The Week DeFi Almost Died

A recent bridge exploit posed an existential threat to decentralized finance, one that could have dwarfed the FTX collapse. According to Stani Kulechov, founder of Aave, the danger was immediate and clear.

"Within hours, it was obvious this was an existential threat to DeFi," Kulechov said. "If we didn't act, it could have killed DeFi."

The Bankruptcy Domino Effect

The natural first instinct for many teams facing a major exploit is to lawyer up and declare bankruptcy. But Kulechov warns that in DeFi's interconnected world, that path is potentially catastrophic.

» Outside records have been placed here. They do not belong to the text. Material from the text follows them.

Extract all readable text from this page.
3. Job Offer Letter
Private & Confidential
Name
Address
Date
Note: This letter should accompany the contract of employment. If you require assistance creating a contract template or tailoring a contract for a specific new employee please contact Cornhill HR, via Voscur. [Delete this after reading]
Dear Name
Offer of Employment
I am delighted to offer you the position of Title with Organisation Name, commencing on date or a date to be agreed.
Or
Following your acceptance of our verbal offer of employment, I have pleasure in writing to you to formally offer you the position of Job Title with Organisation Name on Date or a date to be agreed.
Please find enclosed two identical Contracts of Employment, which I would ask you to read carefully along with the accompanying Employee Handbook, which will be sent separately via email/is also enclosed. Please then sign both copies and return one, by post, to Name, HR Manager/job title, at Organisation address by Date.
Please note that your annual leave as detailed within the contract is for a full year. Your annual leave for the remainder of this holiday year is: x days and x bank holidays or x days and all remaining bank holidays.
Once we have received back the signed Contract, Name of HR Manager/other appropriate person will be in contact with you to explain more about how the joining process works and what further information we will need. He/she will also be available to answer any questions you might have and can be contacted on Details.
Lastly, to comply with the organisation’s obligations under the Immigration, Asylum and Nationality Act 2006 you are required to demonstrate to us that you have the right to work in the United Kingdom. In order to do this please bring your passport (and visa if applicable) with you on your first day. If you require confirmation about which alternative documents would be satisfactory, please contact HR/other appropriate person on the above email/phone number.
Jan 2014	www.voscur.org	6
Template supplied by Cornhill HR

"If Kelp had filed for bankruptcy, $1.5 billion would be locked up for years," he explained. "That creates a liquidity crunch that cascades across protocols."

A Unified Front

The turning point came when major stakeholders-including Mike and Eterphi from the community-moved to mediate rather than point fingers. The goal shifted from saving individual protocols to rescuing the entire ecosystem.

"It wasn't about writing this off on Aave," Kulechov said. "It was about making the whole ecosystem whole."

Confidence is the Real Asset

The ultimate win wasn't just resolving the exploit. It was restoring trust.

"Once the community united, the narrative shifted from blame to collaboration," Kulechov said. "That's what restored confidence. And confidence in DeFi is far more valuable than any single protocol's performance."

The incident has become a testament to DeFi's resilience, but Kulechov stresses that institutional support and strategic collaboration remain essential for the space to survive future threats.